In fresh news the suspension as been overturned and ruled as unlawful. They'll all be back tomorrow.
The Judicial branch effectively overruled the Executive, stated he essentially broke the law, lied to the Queen and attempted to subvert democracy. To my knowledge this hasn't happened before.
Last time the Executive got overruled like this was Charles I, and that didn't end well for him
In other words the situation continues to be a carnival
It's worse than the Judicial Branch overruling the executive. The Judicial Branch directly ruled that the Queen can't do something. This despite the fact that, legally, all of the Judicial power is derived direct from the Monarch and under british law, convention, and tradition it is actually impossible for the Queen to violate the law.
Boris Johnson did not, legally speaking, projure Parliament.
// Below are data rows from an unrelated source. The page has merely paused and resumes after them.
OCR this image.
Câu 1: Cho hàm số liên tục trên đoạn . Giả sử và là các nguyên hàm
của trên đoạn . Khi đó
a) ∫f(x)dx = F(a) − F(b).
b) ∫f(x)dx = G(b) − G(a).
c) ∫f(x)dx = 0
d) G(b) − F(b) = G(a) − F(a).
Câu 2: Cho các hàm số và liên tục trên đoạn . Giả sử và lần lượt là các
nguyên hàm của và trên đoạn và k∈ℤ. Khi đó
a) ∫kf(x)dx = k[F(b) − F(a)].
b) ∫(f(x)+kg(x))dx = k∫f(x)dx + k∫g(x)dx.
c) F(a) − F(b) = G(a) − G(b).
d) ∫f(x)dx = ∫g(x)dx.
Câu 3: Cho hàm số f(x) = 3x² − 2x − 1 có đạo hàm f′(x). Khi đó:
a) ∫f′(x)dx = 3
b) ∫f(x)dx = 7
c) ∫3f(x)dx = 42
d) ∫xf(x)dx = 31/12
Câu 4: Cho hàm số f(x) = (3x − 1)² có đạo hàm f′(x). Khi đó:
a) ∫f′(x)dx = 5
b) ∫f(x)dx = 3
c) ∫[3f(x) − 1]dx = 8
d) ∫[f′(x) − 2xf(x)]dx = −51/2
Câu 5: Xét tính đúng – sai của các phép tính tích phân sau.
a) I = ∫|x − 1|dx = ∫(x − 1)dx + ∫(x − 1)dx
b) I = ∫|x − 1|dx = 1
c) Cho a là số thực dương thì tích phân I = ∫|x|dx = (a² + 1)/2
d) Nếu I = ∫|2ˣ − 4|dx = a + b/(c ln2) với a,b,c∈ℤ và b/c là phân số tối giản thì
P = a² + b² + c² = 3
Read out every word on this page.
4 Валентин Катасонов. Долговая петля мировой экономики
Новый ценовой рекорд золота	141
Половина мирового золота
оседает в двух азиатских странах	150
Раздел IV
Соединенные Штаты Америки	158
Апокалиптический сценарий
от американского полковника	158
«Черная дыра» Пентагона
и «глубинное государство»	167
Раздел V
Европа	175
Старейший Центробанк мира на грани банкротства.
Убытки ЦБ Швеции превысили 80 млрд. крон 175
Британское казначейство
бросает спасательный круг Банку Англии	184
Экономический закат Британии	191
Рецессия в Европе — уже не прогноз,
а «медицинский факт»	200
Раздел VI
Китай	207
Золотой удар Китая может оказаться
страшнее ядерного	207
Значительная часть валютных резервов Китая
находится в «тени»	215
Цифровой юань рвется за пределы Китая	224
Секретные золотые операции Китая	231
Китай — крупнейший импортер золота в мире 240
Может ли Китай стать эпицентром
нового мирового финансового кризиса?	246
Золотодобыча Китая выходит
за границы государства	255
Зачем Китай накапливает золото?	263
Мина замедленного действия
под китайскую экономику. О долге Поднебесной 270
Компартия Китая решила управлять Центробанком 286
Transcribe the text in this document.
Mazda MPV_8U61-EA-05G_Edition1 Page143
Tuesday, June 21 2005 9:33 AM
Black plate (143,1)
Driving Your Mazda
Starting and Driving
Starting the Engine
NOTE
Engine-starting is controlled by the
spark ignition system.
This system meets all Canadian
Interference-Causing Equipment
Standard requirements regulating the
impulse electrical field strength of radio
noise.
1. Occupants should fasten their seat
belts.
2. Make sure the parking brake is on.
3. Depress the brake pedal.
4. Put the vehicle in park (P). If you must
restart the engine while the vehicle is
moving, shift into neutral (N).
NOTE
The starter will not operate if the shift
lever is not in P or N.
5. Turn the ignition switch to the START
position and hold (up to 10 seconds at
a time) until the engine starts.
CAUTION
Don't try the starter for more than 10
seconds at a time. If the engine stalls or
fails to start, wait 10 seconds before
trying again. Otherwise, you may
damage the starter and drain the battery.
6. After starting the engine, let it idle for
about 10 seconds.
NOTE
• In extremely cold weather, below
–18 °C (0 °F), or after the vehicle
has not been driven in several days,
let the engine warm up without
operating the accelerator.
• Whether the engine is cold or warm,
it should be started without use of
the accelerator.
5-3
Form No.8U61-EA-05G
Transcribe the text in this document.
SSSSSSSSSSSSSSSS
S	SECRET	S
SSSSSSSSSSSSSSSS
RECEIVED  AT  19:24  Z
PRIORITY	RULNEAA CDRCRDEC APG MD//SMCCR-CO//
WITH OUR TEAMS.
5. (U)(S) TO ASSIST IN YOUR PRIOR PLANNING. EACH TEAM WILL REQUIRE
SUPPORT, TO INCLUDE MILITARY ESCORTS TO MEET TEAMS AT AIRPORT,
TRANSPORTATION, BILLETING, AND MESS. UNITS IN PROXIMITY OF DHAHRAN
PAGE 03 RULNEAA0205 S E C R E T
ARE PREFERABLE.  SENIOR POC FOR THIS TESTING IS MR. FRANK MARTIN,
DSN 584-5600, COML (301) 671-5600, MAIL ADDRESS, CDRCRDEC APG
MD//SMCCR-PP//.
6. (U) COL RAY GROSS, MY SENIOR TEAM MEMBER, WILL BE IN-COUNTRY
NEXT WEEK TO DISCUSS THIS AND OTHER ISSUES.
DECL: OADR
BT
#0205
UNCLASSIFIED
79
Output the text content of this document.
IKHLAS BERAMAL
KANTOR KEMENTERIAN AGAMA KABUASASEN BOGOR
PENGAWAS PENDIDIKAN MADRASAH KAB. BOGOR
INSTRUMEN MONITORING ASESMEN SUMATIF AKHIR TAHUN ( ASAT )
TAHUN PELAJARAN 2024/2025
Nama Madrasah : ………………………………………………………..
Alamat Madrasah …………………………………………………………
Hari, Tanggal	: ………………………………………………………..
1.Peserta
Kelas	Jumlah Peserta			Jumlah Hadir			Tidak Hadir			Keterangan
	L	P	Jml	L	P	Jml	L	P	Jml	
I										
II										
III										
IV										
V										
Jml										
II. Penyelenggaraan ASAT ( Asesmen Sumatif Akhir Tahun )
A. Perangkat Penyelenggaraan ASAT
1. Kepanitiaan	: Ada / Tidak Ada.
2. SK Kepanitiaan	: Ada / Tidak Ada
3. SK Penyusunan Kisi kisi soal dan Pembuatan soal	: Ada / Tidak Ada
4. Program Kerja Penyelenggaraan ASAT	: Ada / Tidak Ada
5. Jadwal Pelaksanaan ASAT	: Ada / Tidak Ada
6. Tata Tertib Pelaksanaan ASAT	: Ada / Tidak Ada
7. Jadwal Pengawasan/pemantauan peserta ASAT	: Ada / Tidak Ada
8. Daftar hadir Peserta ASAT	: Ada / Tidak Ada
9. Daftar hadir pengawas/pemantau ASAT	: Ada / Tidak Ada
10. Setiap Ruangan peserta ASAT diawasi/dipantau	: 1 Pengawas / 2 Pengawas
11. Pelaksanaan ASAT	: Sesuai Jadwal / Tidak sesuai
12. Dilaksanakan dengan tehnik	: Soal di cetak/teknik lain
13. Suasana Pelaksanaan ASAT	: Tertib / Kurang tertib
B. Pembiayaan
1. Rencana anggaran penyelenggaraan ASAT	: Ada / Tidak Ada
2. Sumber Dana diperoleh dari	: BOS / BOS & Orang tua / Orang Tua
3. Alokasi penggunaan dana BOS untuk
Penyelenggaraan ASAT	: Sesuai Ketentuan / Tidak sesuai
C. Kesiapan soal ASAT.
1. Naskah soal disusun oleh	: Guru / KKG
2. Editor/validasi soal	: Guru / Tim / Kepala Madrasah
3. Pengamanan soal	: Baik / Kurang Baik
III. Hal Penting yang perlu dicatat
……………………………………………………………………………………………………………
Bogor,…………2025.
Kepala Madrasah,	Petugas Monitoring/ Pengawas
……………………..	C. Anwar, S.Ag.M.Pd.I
Boris Johnson went to the Queen and advised her to do so. The Queen decided to listen to his advice and use her power to projure Parliament.
The courts just went and effectively said that the Queen doesn't actually have that power, that the Prime Minister does, and then said that the Prime Minister used it unlawfully.
Although, hopefully, once all this is done and over with the UK will finally sit down and actually get a written Constitution that can't be changed at the simple whims of Parliament and explicitly lays out what powers various entities have (the Queen, the PM, Parliament, the Courts, Scotland/NI/England/etc.).
Parliament does have the power to seek an extension and likely will some time in October, they'll force a vote even if the PM objects and the result becomes law. The PM wanted to avoid this by shutting parliament, this has failed, so a vote is likely.
Losing such a vote, which seems likely, on top of this is going to ruin Boris but he may stick around until an election. Probably soon. Right now it looks probable Brexit isn't happening before next year. Assuming Parliament votes as expected.
The fundamental problem in all of this is how close the Brexit vote was. It offered a mandate but not a very solid one especially as neither side was entirely up front about the ramifications. There is reasonable doubt that a second vote would give a different result, but not necessarily the result those pushing for it seek.
Legally, Parliament doesn't actually have that power. Legally, all British foreign policy is done under the Monarchs reserved powers (as used by the Prime Minister). While Parliament's consent is required to make a treaty binding or the like, they don't actually have
any legal authority to negotiate or interact with foreign entities. That is the remit of the Monarch (acting through/by the Prime Minister).
Of course, Bercow is staunchly anti-Brexit (especially No Deal Brexit) and is blatantly and repeatedly breaking written law, convention, and tradition to let Parliament do whatever it can to slow/halt the process.
BoJo lied to Her Majesty in order to make the Crown complicit in a dubious political maneuver that probably hurt Brexit far more than it could have helped. Regardless of anything else, lying to the monarch ought to be a total disgrace of the leader of the Conservative Party, as a gross violation of all the traditions it supposedly exists to defend. He should fall on his sword but that's hardly likely so the farce will continue on to Britain's detriment.
As for Brexit itself given the obvious divisions and inability to determine what terms Britain should seek to leave on going back to the voters is the only course left to break the deadlock. A general election in it's own ought to be enough if the Tories win or, rather improbably, the LibDms win; and Labour committed itself to another referendum. Let the matter be settled by the public now rather than by interminable legislative trench-fighting and dirty tricks.
Whether or not BoJo lied to Her Majesty should have been legally irrelevant. The Queen technically has the authority, on her own, to projure parliament. As a matter of tradition she only does so when the PM requests it but, under the plain letter of the law, the PM doesn't actually have any legal roll in the process. Legally, the Queen decided to projure parliament (upon the advice of her Prime Minister, which she is not actually legally obligated to accept or act on).
This entire court case was almost as farcical as Bercow deciding that Queens Assent wasn't needed for the last Brexit law (despite the fact that it directly affects royal prerogatives).
Look there is not going to be a deal, any british people here who think that.. um Im sorry man but every EU member state gets a veto and even if you had the best negiotiators the chances that some country like um France wouldn't scuttle a deal purely out of spite are exactly Zero.
The real hillarity would have been if BoJo went to the EU requesting an extension and then used the British veto (the European Council has to be unanimous on Brexit matters) to veto his own request for an extension.